Sunday, June 13, 2010

Introducing Julia Ann Hvidsten!


On June 8th, 2010 at 8am, we arrived at Altru Hospital to induce the labor of our baby.  I was nervous, wondering how things would go.  I knew there were many people praying and that did give me a sense of peace.  We were off and running by 9:15 am.  I decided to "rest"  and Jay decided to visit a friend who was in the hospital; after all it was simply time to wait.
The checks came every two hours with my water being broken at 1:45pm and contractions becoming more regular by 2pm.  However, by 3:30 pm not much had happened.  The nurse was reassuring that it could start progressing fast at anytime.  I thought, "yeah, right".  But by 4:30 things were definitely picking up pace.  I could almost feel myself progressing by the moment no matter how weird that seems.  And by 5:15pm, things were getting intense.  My dream for a delivery with no epidural or episiotomy was fading.  My contractions were tolerable at times with decent breaks in between and completely overwhelming at other times with me saying, "no, I really cannot do this anymore".  That was said at least three times until at about 5:50pm, Jay and I knew it would last much longer.  He was running out of suggestions and reassuring words and I was positive the baby was making it's way out into the world.  The nurse quickly had everyone in the room helping in every way but the Dr.
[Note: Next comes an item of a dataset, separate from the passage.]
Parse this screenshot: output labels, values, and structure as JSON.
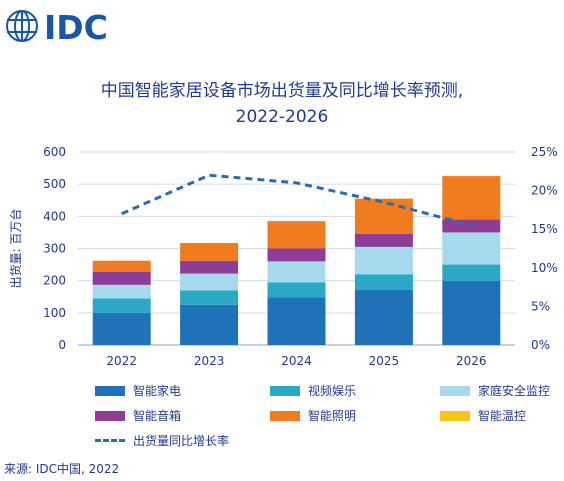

Brown was On His Way... his presence wasn't needed as far as I was concerned.  After being told not to push through 2 contractions, he arrived and things were looking up.  I actually did scream during the delivery which is completely embarrassing but I think it helped me push better (at least it made me feel better).  He was ready and with the next contraction I pushed 4 times and SHE was out!  I had done it with the Lords strength.  I remember close to delivery time that Jay pray for the Lord to give me strength and that was so encouraging!  He had thought of the most helpful way to assist... pray.
My world changed the moment I saw her head and shoulders.  It was like I was back, in the world with others and not just inside myself anymore. ( I thought about Eve and Jesus a lot toward the end of my labor.  No matter how ridiculous this sounds, I was mad at Eve and then remembered that I am a sinner just like her.  Then to Jesus whose pain was nothing that I could even ever try to imagine.  I knew the Lord was with me, Jay and the baby and things would be ok.)  Once she made her appearance, I could communicated with everyone and I even cut the umbilical cord!  We didn't know she was a girl for a while as the resident just stood there with her.  It took a few asking, "what is it"  before the nurses doing the assessment made the announcement.  I thought it would be so nice for Jack to have a brother, but when they said, "it's a girl", I knew our Julia was always meant to be with us, teach us something and just enrich our lives.  She is an answer to our prayers!
The last few days have been good and hard.  She is such a blessing but does not like sleeping alone at night.  But this too shall pass.  I'm sure I will have more to say but I just wanted to share a piece of the beginning of Julia's life so you could all start to enjoy her too!

2 comments:

Unknown said...

thanks for posting this; it was good to hear how it went from your perspective. i am thankful everything went well and that you and julia are healthy. looking forward to seeing you this weekend!

mandi said...

what a cutie! she is a beautiful baby. congratulations!